Lia led me farther into the woods, until we reached a beautiful, crystal clear, pool. There were granite rocks protruding from the water in the middle, and a few high flat rocks along the sides. Lia urged Khol closer and he lowered his dark velvety muzzle to snort at the water and paw it with his front hoof. I rode up next to her, offering Fiora a long rein.
“It’s a pity this land is abandoned,” Lia said. “It’s peaceful here.”
“Lore has always preferred Lareem Palace, even to Saranedam,” I observed. “She’s more Fae than I am at this point.”
“These woods have a soul,” Lia said, ignoring my observation about her mother.
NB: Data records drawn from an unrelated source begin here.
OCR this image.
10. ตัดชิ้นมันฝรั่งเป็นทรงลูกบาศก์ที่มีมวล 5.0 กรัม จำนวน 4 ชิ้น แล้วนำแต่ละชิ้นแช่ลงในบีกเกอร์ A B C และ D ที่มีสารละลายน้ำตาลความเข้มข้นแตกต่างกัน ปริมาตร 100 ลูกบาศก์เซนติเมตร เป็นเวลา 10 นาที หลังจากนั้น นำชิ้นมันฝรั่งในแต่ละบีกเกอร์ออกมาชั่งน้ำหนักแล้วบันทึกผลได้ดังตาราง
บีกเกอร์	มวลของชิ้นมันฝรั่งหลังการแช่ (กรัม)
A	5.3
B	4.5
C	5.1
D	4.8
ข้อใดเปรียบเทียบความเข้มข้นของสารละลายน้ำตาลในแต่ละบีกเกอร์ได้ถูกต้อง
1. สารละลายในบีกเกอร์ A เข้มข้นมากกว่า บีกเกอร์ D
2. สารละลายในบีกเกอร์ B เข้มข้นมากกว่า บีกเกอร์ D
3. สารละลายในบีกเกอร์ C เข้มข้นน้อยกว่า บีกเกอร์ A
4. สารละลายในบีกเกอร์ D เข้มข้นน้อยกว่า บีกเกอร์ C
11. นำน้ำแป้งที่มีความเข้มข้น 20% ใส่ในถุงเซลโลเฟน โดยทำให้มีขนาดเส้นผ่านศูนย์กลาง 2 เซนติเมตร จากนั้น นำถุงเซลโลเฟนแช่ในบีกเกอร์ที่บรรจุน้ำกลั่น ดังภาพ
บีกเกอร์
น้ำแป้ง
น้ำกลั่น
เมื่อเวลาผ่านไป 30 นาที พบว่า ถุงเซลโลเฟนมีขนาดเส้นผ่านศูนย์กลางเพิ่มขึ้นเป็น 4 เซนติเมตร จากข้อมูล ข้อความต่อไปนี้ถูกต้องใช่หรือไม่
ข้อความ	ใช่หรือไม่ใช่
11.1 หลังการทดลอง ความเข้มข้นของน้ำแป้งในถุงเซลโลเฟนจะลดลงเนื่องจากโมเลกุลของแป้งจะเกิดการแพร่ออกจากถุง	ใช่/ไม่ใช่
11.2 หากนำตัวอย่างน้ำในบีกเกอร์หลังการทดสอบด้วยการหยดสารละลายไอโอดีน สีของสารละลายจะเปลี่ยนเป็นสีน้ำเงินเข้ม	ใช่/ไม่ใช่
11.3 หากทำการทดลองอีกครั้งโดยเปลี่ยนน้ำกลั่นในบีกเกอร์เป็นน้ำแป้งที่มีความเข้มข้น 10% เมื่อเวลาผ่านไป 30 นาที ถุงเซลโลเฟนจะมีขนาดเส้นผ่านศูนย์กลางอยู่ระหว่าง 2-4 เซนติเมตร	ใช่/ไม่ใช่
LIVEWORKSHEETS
Surprised by the direction her mind had taken, I turned to look at Lia.
“What do you mean?” I asked, thinking her s
entiment almost Vilken in nature.
“Can’t you feel it, Pet?” she said, her tone reverent. “It’s so quiet in these trees, and they’re so old, thousands of years. And this spot in particular, there’s something mystical about it.”
“I don’t feel it,” I admitted. “To me it’s beautiful, but not magical in any way.”
Lia smiled at me, and started moving deeper into the dense woods. I followed her as she led me farther in. It was as if she had a map in her head of where she was going. She turned onto a trail so overgrown with vines I worried for the horses. She slowed, allowing Khol to cautiously pick his way through.
Finally, we came upon a herd of about forty deer, just barely visible in the distance, peacefully browsing from the thick brush. She stopped and gazed at me, waiting. I listened to distant movements of deer, tugging at the brush and vines with their teeth, and the faint calls of birds, the flapping of wings, and the chirping and humming of insects. Gradually, the dank stillness around me seeped into my skin. A strange sense of listlessness and inevitability crept through me as I absorbed the shadowy scene. Moss hung down from the trees, reaching to caress my shoulders. There was a complete absence of breeze. I took a deep breath, allowing the scent of soil, rich and fecund, to permeate my senses. In my next breath I noticed the sweet, sharp smell of redwoods, and the damp from a recent rain.
“You feel it now, don’t you?” she said in a whisper, and I nodded, understanding what this extraordinary young woman meant.
I felt communion with the soul of those woods. I accepted the ancient peaceful force thrumming through everything, even me. It was so powerful, this sense of connection, that I couldn’t find words to speak to her, to acknowledge it. We sat together like that for a while, even the horses keeping still, none of us wanting to lose the primordial sense of belonging we had found in that flawless moment.